Understanding Monads in JS

A monad is a way of composing functions that require context in addition to the return value, such as computation, branching, or I/O. Monads type lift, flatten and map so that the types line up for lifting functions a => M(b), making them composable. It's a mapping from some type a to some type b along with some computational context, hidden in the implementation details of lift, flatten, and map.

Functions map: a => b
Functors map with context: Functor(a) => Functor(b)
Monads flatten and map with context: Monad(Monad(a)) => Monad(b)

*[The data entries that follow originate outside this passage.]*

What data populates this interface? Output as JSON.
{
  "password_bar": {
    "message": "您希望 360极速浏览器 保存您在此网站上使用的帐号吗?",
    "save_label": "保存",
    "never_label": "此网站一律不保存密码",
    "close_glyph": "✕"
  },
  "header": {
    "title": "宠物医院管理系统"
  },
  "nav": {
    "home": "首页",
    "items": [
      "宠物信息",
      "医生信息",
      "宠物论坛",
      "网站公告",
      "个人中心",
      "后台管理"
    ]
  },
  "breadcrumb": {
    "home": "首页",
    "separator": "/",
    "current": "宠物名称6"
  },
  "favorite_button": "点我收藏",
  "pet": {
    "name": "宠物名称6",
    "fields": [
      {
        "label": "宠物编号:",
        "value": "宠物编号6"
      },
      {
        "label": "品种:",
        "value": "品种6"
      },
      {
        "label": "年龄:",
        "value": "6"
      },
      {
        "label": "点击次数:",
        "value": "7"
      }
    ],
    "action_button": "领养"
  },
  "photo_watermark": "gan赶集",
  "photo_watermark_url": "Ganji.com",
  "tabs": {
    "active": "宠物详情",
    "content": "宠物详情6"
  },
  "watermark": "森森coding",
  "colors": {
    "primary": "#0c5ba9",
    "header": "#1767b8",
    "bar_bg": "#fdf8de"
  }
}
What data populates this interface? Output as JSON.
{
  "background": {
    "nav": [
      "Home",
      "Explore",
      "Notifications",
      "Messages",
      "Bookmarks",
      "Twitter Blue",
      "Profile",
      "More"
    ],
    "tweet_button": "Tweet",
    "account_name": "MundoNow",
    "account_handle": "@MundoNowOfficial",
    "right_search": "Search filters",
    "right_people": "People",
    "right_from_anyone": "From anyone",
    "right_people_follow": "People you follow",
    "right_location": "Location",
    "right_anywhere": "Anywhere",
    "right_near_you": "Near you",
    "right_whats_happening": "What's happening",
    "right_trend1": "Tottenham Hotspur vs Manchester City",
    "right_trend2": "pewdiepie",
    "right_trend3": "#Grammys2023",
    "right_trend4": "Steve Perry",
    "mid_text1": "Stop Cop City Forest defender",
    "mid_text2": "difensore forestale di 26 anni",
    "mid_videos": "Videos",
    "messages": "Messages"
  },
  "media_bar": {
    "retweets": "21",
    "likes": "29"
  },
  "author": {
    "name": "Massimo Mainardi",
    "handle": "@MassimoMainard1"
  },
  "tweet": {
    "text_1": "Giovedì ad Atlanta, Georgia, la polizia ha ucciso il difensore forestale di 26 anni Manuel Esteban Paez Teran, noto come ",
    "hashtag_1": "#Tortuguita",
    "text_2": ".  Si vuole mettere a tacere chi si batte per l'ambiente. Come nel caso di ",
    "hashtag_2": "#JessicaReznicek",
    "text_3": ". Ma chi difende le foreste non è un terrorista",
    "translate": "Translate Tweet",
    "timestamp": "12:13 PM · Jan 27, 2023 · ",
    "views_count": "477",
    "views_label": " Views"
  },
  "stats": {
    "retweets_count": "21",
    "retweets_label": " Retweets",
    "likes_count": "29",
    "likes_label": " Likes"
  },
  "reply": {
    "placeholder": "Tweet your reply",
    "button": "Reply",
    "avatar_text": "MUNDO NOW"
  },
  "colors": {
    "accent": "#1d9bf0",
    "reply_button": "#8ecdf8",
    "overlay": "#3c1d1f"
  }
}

What does "flatten", "map" and "context" mean?

Map: Apply a function to a and return b. Given some input, return some output.
Context: Computational detail of the monad's composition (including lift, flatten and map). The point of functors and monads is to abstract that context away so we don't have to worry about it while we're composing things. Mapping inside the context means that you apply a function from a => b to the value inside the context, and return a new value b wrapped inside the same kind of context. Ie Array(a) => Array(b), Observable(a) => Observable(b).
Type lift: Lift a type into a context, blessing the value with an API that you can use to computer from that value, trigger contextual computations etc. a => F(a).
Flatten: Unwrap the value from the context.

The associated example from the blog that sets Array as the context and x as the value we're mapping over:

const x = 20; // Some data of type `a`
const f = n => n * 2; // A function from `a` to `b`
const arr = Array.of(x); // The type lift.
// JS has type lift sugar for arrays: [x]
// .map() applies the function f to the value x
// in the context of the array.
const result = arr.map(f); // [40]

The example did not include an array of arrays, but that can still be flattened:

[1], [2, 3], [4](/javascript/1], [2, 3], [4).flat(); // [1, 2, 3, 4] or
[].concat.apply([], [1], [2, 3], [4](/javascript/1], [2, 3], [4)); // [1, 2, 3, 4]

The Essence of Monads

Functions map: a => b which lets you compose functions of type a => b
Functors map with context: Functor(a) => Functor(b), which lets you compose functions F(a) => F(b)
Monads flatten and map with context: Monad(Monad(a)) => Monad(b), which lets you compose lifting functions a => F(b)

// composing functiond
g:           a => b
f:                b => c
h = f(g(a)): a    =>   c

// composing functors
g:             F(a) => F(b)
f:                     F(b) => F(c)
h = f(g(Fa)):  F(a)    =>      F(c)

// composing functions without Monads - uh oh
g:                  a => M(b)
f:                       b => M(c)
h = composeM(f, g): a    =>   M(c)

// f was expecting b, but got M(b)
// so we us the flatten map process,
// often called .bind() or .chain()
g:             a => M(b) flattens to => b
f:                                      b           maps to => M(c)
h composeM(f, g):
               a       flatten(M(b)) => b => map(b => M(c)) => M(c)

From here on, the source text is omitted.